Key Anatomic/Physiologic Issues and Imaging Findings/Techniques
Gallstone ileus is bowel obstruction due to fistula formation and migration of ectopic gallstones into the distal small bowel. Classic findings are Rigler’s KUB triad of gas in the biliary tree, small bowel obstruction, and distal small bowel obstructing gallstone. A fourth sign on computerized tomography (CT), is obliteration of gallbladder fat planes with adjacent structures. Multiple stones may remain in the gallbladder and can drop over months to years after the initial episode. Bouveret syndrome is gastric outlet obstruction from ectopic gallstone in the duodenal bulb or gastric antrum. Findings include pneumobilia, gastric distention, obstructing stone in gastric antrum/duodenal bulb.
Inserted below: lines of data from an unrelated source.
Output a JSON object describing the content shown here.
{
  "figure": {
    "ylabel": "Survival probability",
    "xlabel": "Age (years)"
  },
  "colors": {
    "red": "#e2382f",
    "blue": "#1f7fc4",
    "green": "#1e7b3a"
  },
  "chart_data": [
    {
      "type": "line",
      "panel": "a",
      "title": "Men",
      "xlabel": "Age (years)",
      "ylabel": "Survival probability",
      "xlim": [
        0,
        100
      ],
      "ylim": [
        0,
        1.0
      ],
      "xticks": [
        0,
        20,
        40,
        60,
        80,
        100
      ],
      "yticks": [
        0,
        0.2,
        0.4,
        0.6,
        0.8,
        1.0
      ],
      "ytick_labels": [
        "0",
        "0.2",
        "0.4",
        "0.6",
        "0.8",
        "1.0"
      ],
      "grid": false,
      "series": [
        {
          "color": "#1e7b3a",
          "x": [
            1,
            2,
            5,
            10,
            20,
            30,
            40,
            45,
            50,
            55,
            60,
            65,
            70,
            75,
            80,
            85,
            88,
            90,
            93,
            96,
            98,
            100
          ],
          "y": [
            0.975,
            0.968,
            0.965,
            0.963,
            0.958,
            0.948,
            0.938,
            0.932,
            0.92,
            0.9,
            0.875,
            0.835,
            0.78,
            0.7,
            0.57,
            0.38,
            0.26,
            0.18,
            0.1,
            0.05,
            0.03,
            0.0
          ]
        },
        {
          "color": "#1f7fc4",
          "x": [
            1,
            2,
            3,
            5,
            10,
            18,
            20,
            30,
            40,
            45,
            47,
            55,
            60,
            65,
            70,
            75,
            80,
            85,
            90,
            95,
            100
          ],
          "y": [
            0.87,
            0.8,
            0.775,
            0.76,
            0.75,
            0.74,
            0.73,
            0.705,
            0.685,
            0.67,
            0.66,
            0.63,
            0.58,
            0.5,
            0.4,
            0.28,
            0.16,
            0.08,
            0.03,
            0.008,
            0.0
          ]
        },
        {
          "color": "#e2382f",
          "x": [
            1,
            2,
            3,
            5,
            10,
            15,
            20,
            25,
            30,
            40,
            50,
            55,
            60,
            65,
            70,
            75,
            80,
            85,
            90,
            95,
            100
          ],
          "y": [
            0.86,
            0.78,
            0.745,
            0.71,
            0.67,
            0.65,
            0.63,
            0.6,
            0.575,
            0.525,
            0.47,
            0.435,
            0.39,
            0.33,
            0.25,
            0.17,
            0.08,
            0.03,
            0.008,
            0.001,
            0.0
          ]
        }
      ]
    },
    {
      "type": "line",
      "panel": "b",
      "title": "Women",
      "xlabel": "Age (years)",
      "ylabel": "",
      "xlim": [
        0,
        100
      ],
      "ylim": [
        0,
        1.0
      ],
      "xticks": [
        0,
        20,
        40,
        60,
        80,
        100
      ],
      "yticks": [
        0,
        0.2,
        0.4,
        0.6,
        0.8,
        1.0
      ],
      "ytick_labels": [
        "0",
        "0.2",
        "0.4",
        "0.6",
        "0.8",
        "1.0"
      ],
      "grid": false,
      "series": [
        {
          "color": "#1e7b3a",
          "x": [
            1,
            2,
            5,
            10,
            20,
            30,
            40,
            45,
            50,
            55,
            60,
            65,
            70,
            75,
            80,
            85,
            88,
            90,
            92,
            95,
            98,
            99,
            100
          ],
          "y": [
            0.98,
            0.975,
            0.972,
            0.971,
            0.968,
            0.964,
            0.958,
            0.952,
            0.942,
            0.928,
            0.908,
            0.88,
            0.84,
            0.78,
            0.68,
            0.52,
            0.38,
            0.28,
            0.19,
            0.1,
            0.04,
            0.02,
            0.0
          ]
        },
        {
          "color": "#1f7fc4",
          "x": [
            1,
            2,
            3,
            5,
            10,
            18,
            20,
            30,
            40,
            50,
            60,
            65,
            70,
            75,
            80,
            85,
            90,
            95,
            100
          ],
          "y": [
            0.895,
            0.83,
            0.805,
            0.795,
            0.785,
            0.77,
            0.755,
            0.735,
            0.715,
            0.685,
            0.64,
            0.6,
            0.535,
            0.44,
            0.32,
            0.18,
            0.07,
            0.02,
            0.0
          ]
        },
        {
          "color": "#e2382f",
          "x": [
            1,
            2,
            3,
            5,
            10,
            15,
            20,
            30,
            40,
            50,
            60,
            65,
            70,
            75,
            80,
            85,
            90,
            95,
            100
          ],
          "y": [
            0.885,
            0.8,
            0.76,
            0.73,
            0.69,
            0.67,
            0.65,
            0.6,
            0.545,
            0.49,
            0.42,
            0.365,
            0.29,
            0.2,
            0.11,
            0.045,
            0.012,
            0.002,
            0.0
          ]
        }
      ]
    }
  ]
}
The fistulous tract may be visible on fluoroscopy or CT. Mirizzi syndrome is obstruction of the common hepatic duct by an impacted stone in the cystic duct or gallbladder infundibulum. On fluoroscopy, this appears as a smooth right-sided impression on the common hepatic duct. On Magnetic Resonance Imaging (MRI/MRCP), stones are seen as T2 hypointense filling defects; MRCP also delineates the narrowed common hepatic duct. Imaging findings of unexplained fluid collections, bowel obstruction in a patient with persistent symptoms after cholecystectomy may be pointers of “dropped” gallstones. In cirrhotic patients who incidentally have cholelithiasis, cholecystitis and ‘silent’ gallbladder perforation can occur, with peritoneal signs masked by underlying ascites. This results in stones being “dropped” into the pelvis which can be confirmed to be mobile on prone imaging.

Conclusion
Imaging plays a crucial role in diagnosing ectopic gallstones, however imaging findings can be confusing. Radiologists must be aware of the typical and atypical imaging appearance of these entities to avoid misdiagnosis.